Cada cabaña tiene su encanto. Algunas están escondidas entre árboles de eucalipto y otras se asoman al filo de la montaña, como si vigilaran la represa. Hay quienes llegan con una botella de vino, una manta y una intención: quedarse quietos, viendo cómo las brasas crepitan y las sombras bailan en las paredes. Las chimeneas, a menudo, no calientan solo la sala. Calientan lo invisible: el alma, la conversación, la nostalgia.

Guatavita ha aprendido a convivir con los visitantes sin perder su esencia.
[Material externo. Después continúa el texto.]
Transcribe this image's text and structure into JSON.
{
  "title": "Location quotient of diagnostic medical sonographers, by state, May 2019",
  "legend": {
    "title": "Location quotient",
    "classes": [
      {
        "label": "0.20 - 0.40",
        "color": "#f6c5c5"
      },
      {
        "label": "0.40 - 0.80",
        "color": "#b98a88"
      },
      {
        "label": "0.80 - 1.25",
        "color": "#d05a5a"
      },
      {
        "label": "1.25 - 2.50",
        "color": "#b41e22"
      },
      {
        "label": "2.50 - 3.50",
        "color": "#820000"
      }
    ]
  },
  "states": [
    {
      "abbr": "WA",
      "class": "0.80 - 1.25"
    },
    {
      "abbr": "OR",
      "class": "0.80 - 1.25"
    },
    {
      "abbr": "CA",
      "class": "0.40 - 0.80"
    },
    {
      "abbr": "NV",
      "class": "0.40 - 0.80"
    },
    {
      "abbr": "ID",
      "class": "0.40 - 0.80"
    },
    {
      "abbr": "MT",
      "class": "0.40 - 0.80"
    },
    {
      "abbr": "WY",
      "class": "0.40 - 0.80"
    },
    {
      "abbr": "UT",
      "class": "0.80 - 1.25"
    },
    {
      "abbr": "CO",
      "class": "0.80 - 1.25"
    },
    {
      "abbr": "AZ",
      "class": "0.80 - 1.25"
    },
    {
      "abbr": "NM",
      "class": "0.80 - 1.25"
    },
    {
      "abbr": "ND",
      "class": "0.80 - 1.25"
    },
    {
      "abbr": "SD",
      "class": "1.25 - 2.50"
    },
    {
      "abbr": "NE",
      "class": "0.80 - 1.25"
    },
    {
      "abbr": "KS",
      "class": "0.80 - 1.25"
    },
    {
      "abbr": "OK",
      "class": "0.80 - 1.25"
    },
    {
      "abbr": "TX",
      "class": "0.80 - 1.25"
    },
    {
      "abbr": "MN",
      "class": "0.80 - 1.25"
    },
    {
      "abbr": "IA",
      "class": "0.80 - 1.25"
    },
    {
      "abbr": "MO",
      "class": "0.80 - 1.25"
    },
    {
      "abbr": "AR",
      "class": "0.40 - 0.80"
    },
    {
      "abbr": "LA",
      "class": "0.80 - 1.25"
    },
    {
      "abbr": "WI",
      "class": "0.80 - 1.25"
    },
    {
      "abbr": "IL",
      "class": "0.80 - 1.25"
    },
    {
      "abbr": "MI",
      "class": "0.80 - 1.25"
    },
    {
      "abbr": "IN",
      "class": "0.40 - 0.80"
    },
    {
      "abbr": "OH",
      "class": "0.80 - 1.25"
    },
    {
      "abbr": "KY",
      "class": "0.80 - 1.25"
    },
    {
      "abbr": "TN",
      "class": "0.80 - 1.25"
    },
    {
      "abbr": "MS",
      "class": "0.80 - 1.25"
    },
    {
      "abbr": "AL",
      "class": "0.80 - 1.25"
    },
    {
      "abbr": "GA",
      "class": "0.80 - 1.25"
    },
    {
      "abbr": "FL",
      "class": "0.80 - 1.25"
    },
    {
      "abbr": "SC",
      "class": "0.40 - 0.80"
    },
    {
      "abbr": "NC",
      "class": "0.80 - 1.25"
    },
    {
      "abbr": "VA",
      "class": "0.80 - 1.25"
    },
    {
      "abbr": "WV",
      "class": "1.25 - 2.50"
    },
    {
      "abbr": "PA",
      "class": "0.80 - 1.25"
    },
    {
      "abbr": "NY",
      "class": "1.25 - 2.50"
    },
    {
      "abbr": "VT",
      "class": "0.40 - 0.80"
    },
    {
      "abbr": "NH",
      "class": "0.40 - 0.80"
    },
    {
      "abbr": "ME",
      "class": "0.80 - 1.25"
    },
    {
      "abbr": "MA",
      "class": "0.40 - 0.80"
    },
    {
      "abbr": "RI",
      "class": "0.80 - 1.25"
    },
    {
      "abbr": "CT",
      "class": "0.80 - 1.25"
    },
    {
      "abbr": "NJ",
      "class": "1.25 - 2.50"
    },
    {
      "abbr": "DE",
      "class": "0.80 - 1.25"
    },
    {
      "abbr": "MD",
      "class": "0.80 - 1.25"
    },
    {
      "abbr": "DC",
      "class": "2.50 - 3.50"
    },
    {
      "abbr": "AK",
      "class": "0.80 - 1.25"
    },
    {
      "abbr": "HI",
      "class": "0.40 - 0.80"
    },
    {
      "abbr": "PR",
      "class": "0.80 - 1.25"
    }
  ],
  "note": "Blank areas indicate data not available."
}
Las casitas coloniales, el mercado artesanal los fines de semana, los campesinos que bajan desde las veredas con papas recién cosechadas, todo sigue ahí, como si el tiempo no pasara. Solo que ahora hay nuevas costumbres: parejas que llegan buscando desconexión, fotógrafos que persiguen atardeceres sobre el embalse, músicos que se inspiran en la bruma que cubre los cerros al amanecer.

En Tominé, los amaneceres son fríos y lentos. A veces se oyen caballos en la distancia, a veces no se oye nada. Y cuando cae la noche, el cielo parece más cercano. No hay tantos postes de luz, ni edificios, ni ruido: solo estrellas. Miles de estrellas. Las mismas que miraron los muiscas hace siglos y que ahora vigilan discretamente las promesas que se susurran frente al fuego.

Algunos lugares están hechos para celebrar algo. Otros, para olvidarlo. Guatavita no juzga. Solo recibe. Te deja mirar el agua, abrazar el frío, y recordar —como si fuera la primera vez— que estar con alguien, realmente estar, a veces solo necesita una cabaña, una chimenea y un cielo limpio.